Taking the time to understand that context requires a mindset shift on the part of teachers. That's where the Public School Forum of North Carolina, an advocacy organization, has stepped in. This year it started the NC Resilience and Learning Project, through which it is helping Pattillo and two other schools in Edgecombe County and one in Rowan County to better support students who have experienced trauma.
Through this grant-funded project, Pattillo staff received training on the effects of trauma on kids before the school year started. Bullock said that left a mark.
“We have teachers that have become unconventional in the way they meet the needs of their kids,” Bullock said. “And so, whereas normally you would... just write a referral and send them out, teachers will bring a kid in during their planning and sit down and talk with them.”
Eli Kane, who teaches eighth grade social studies, said he now has more empathy for his students, “just because I know more about the why in how they’re reacting.”
Kane serves on Pattillo’s new resilience team, which is leading the charge on the staff’s trauma-informed approach to education. It’s made up of teachers, administrators, and school counselors. They meet every other week to brainstorm strategies for meeting students’ needs.
“I was afraid it was going to change my expectations of the students, but really it hasn’t,” Kane said. “I have the same expectations, just how I react and the empathy I have towards the students is different.”
This shift in thinking hasn’t necessarily been easy on teachers, not just because they have a ton on their plate.
“Teachers that work with kids who’ve had trauma, they almost experience second-hand trauma, and sometimes they don’t even realize it,” Bullock said. “And so when you go home and you’re a teacher and you’re tired, you just feel drained, normally you would think that’s just the job. But [we’re] really seeing that we carry the burden of our students. So one of the things we did was, we started a self-care thermometer.”

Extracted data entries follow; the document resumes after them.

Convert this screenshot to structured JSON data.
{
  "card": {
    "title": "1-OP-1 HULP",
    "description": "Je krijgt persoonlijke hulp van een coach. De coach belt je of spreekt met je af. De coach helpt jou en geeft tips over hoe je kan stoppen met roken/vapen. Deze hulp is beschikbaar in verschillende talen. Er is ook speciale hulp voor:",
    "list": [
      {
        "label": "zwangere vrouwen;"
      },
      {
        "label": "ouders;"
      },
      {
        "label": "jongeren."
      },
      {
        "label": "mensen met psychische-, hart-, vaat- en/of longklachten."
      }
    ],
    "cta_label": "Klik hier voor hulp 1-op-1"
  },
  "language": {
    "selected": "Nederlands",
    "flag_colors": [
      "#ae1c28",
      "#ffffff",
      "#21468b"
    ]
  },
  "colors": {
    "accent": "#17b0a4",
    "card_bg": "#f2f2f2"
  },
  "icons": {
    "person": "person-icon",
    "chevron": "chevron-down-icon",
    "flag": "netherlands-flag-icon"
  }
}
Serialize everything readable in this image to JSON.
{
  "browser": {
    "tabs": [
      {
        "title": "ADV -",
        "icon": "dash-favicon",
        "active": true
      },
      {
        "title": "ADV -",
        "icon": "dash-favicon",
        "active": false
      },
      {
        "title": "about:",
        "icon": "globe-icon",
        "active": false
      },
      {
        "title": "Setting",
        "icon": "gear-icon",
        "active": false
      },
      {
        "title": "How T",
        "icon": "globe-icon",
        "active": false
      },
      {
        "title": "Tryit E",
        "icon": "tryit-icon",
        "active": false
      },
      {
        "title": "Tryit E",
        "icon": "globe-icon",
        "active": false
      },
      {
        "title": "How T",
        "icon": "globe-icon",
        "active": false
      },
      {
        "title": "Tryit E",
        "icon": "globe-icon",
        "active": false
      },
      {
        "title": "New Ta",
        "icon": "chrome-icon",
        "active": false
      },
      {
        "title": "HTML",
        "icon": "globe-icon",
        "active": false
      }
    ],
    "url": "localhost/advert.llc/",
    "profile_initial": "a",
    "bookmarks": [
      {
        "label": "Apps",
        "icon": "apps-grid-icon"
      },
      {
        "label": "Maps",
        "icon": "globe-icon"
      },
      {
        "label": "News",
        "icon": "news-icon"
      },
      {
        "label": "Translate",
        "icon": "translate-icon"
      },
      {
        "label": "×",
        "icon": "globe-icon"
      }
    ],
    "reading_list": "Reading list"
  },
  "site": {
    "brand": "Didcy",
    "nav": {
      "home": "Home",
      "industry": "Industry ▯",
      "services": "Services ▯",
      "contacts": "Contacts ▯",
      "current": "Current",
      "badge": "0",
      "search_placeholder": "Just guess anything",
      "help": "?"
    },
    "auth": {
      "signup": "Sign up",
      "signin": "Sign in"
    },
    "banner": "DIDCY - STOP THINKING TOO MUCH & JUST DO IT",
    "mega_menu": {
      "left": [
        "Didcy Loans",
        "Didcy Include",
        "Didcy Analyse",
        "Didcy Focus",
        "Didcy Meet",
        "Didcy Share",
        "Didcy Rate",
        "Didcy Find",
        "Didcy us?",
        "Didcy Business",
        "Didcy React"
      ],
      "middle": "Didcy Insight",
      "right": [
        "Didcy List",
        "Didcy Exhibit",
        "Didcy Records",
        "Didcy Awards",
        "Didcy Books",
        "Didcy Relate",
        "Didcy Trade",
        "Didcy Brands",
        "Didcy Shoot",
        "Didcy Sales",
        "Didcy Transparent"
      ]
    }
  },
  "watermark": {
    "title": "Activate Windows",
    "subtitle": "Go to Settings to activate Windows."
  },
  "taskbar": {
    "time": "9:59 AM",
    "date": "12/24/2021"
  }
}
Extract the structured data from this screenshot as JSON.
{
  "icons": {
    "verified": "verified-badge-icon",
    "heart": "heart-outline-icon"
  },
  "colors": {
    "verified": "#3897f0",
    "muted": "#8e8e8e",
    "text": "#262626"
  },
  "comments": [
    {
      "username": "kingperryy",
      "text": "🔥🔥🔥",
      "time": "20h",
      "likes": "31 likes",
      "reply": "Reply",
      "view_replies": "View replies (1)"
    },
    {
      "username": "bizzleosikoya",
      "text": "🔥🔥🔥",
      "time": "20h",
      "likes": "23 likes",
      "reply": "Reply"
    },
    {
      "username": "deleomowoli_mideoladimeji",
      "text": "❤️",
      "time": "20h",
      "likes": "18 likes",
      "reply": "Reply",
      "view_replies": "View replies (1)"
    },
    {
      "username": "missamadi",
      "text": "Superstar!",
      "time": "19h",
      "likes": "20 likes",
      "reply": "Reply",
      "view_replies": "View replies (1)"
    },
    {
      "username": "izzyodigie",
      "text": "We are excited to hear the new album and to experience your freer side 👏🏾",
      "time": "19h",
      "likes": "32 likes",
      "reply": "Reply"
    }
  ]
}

Every time teachers do something for themselves, like getting enough sleep or going to see a movie, they write it in a thermometer drawn on a poster. When the thermometer fills up, teachers get together for a potluck dinner.

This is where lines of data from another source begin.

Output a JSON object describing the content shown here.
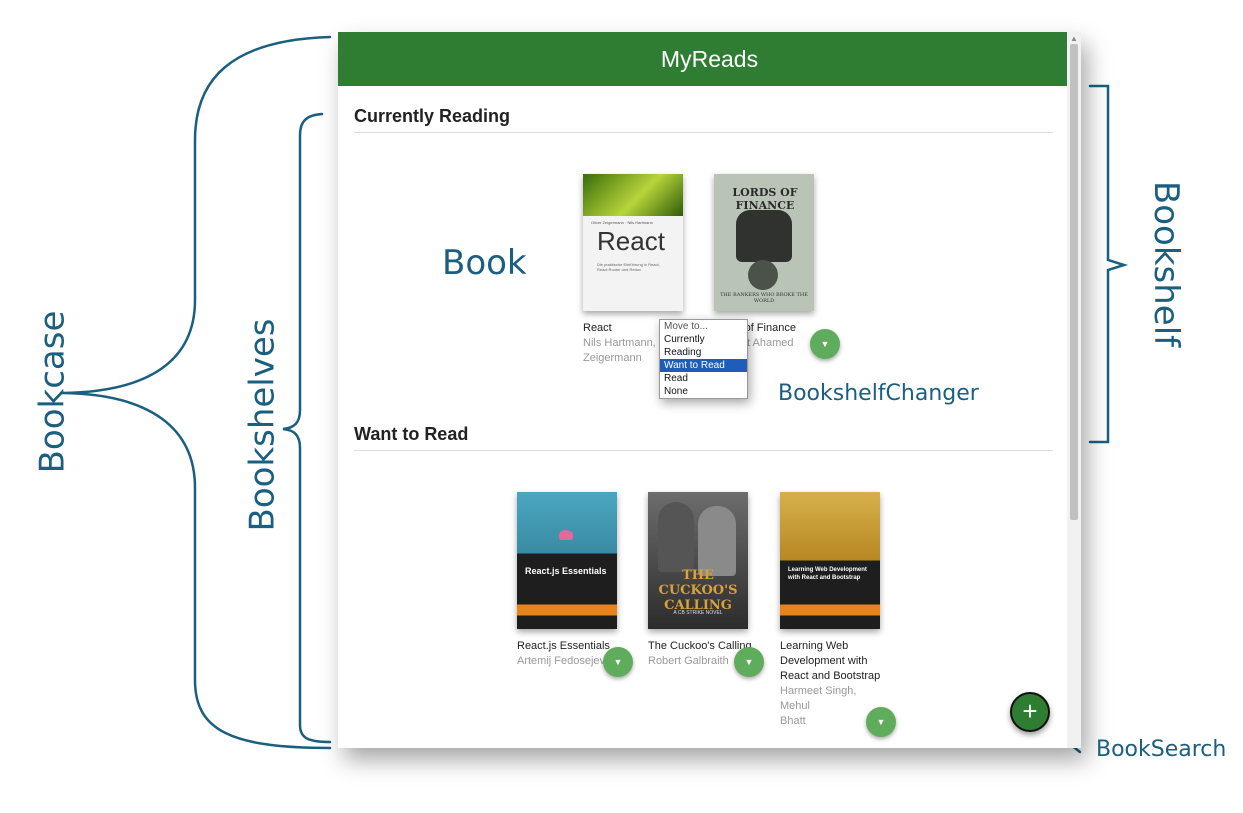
{
  "app": {
    "title": "MyReads"
  },
  "shelves": [
    {
      "title": "Currently Reading"
    },
    {
      "title": "Want to Read"
    }
  ],
  "books": {
    "react": {
      "title": "React",
      "authors": [
        "Nils Hartmann, Oliver",
        "Zeigermann"
      ],
      "cover_brand": "React",
      "cover_subtitle": "Die praktische Einführung in React, React Router und Redux",
      "cover_authors": "Oliver Zeigermann · Nils Hartmann"
    },
    "lords": {
      "title": "Lords of Finance",
      "authors": [
        "Liaquat Ahamed"
      ],
      "cover_title": "LORDS OF FINANCE",
      "cover_subtitle": "THE BANKERS WHO BROKE THE WORLD"
    },
    "reactjs": {
      "title": "React.js Essentials",
      "authors": [
        "Artemij Fedosejev"
      ],
      "cover_title": "React.js Essentials"
    },
    "cuckoo": {
      "title": "The Cuckoo's Calling",
      "authors": [
        "Robert Galbraith"
      ],
      "cover_title": "THE CUCKOO'S CALLING",
      "cover_subtitle": "A CB STRIKE NOVEL"
    },
    "learning": {
      "title": "Learning Web Development with React and Bootstrap",
      "authors": [
        "Harmeet Singh, Mehul",
        "Bhatt"
      ],
      "cover_title": "Learning Web Development with React and Bootstrap"
    }
  },
  "dropdown": {
    "header": "Move to...",
    "options": [
      "Currently Reading",
      "Want to Read",
      "Read",
      "None"
    ],
    "selected": "Want to Read"
  },
  "annotations": {
    "bookcase": "Bookcase",
    "bookshelves": "Bookshelves",
    "book": "Book",
    "bookshelf": "Bookshelf",
    "changer": "BookshelfChanger",
    "search": "BookSearch"
  },
  "fab": {
    "label": "+"
  },
  "colors": {
    "header_green": "#2e7d32",
    "changer_green": "#60ac5d",
    "annotation_blue": "#1b5f80",
    "selected_blue": "#1e5db8"
  }
}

“The biggest challenge is just time,” said Elizabeth DeKonty, a fellow with the Resilience and Learning Project. “Time for teachers, knowing that they’re already spread incredibly thin. Knowing that for administrators, there’s already tons of demands on them and requirements that they have and things that they have to do. And so [we’re] really kind of framing this as that culture shift, and not another to do item.”
It’s hard to tell how much of a culture shift has taken place at Pattillo. It’s only been a few months since the school began this work. But on a recent Thursday after the last bell rang, a teacher walked up to a student who was dragging his feet down the hallway and asked him, “Are you okay?”
It's tiny actions like this one that could help make school a place for student to engage and learn – instead of fleeing and fighting.